问题
I have two inputs in a dataframe, and I need to create an output that depends on both inputs (same row, different columns), but also on its previous value (same column, previous row).
This dataframe command will create an example of what I need:
df=pd.DataFrame([[0,0,0], [0,1,0], [0,0,0], [1,1,1], [0,1,1], [0,1,1], [0,0,0], [0,1,0], [0,1,0], [1,1,1], [1,1,1], [0,1,1], [0,1,1], [1,1,1], [0,1,1], [0,1,1], [0,0,0], [0,1,0]], columns=['input_1', 'input_2', 'output'])
The rules are simple:
- If input_1 is 1, output is 1 (input_1 is a trigger function)
- output will remain as 1 as long as input_2 is also 1. (input_2 works kind of like a memory function)
- For all the others, output will be 0
The rows go in sequence as they happen in time, I mean, row 0 output influences row 1 output, row 1 output influences row 2 output, and so on. So output depends on input_1, input_2, but also on its own previous value.
I could code it looping through the dataframe, computing and assigning values using iloc, but it is painfully slow. I need to run this through many thousands of rows for tens of thousands of dataframes, so I am looking for the most efficient way to do it (preferably vectorization). It can be with numpy or other library/method that you know.
I searched and found some questions about vectorization and row-looping, but I still don't see how to use those techniques. Example questions: How to iterate over rows in a DataFrame in Pandas?. Also this one, What is the most efficient way to loop through dataframes with pandas?
I appreciate your help
回答1:
As you explained in the discussion above we have just two inputs loaded using pandas dataframe:
df=pd.DataFrame([[0,0], [0,1], [0,0], [1,1], [0,1], [0,1], [0,0], [0,1], [0,1], [1,1], [1,1], [0,1], [0,1], [1,1], [0,1], [0,1], [0,0], [0,1]], columns=['input_1', 'input_2'])

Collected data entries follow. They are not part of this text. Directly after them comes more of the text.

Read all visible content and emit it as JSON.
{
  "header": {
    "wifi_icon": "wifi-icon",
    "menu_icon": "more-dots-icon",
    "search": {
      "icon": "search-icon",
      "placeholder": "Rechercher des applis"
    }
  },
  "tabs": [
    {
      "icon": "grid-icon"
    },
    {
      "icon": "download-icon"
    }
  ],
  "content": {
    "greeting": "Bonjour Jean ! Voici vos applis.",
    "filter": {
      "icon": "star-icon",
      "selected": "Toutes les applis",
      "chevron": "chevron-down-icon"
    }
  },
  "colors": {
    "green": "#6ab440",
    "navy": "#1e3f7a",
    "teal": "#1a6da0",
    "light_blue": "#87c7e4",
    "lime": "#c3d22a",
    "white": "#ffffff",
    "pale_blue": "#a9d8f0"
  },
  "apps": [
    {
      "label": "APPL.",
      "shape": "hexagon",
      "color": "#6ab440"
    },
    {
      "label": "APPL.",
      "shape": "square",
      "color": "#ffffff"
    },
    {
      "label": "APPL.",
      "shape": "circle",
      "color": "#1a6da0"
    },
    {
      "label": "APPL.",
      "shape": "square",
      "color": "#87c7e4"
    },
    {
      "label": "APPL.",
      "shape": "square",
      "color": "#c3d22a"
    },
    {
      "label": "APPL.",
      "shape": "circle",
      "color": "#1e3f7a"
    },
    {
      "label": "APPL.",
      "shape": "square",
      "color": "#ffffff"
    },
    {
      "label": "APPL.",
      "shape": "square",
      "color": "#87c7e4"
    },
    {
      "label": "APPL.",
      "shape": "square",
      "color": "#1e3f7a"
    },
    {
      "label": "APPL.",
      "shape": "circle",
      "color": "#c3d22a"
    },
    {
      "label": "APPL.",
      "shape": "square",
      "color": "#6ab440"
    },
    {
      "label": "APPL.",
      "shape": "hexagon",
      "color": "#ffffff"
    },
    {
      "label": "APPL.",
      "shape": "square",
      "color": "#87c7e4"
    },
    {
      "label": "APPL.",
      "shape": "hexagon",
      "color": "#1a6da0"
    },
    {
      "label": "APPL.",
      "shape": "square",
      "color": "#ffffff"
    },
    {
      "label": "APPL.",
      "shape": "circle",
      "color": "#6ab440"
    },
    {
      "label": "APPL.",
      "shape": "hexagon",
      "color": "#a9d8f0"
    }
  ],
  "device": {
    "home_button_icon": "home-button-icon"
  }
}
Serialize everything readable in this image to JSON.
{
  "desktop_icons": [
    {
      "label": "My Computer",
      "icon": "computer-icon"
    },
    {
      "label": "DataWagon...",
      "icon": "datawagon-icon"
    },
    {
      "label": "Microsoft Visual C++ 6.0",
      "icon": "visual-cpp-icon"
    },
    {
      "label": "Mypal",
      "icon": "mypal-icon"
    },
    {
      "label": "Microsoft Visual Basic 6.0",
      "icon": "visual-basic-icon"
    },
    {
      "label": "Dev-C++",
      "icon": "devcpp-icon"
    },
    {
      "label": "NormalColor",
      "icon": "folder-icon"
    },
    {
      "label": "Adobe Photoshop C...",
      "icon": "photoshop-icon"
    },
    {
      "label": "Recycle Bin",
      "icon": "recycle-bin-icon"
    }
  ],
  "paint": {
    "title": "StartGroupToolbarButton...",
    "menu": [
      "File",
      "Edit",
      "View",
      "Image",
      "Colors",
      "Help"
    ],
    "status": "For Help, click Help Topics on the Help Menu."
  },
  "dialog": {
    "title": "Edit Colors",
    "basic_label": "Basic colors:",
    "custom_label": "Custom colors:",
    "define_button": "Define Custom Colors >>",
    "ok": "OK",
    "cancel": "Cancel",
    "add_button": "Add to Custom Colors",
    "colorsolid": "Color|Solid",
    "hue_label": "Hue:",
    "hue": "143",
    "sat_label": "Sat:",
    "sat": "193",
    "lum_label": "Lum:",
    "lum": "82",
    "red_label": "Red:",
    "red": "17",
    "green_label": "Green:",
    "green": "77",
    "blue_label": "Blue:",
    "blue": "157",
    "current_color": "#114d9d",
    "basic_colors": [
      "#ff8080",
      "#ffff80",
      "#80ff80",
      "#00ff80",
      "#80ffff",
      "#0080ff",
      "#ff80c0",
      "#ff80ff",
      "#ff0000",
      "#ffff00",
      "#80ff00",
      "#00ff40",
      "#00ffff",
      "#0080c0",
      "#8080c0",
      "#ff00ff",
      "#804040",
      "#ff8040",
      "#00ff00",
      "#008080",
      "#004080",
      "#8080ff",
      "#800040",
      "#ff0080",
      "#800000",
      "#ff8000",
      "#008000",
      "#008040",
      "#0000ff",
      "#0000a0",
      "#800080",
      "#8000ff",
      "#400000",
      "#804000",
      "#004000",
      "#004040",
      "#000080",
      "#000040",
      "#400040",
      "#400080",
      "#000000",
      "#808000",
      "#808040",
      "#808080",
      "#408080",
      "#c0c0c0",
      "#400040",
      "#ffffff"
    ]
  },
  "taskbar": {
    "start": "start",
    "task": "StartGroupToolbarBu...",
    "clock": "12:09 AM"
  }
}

We have to create outputs using following rules:
#1 if input_1 is one the output is one
#2 if both inputs is zero the output is zero
#3 if input_1 is zero and input_2 is one the output holds the previous value
#4 the initial output value is zero
to generate outputs we can
- duplicate input_1 to the output
- update output with previous value if input_1 is zero and input_2 is one
because of the rules above we don't need to update the first output
df['output'] = df.input_1
for idx, row in df.iterrows():
if (idx > 0) and (row.input_1 == 0) and (row.input_2 == 1):
df.output[idx] = df.output[idx-1]
print(df)
The output is:
>>> print(df)
input_1 input_2 output
0 0 0 0
1 0 1 0
2 0 0 0
3 1 1 1
4 0 1 1
5 0 1 1
6 0 0 0
7 0 1 0
8 0 1 0
9 1 1 1
10 1 1 1
11 0 1 1
12 0 1 1
13 1 1 1
14 0 1 1
15 0 1 1
16 0 0 0
17 0 1 0
UPDATE1
The more fast way to do it is modification of formula proposed by @Andrej
df['output_2'] = (df['input_1'] + df['input_2'] * 2).replace(2, np.nan).ffill().replace(3, 1).astype(int)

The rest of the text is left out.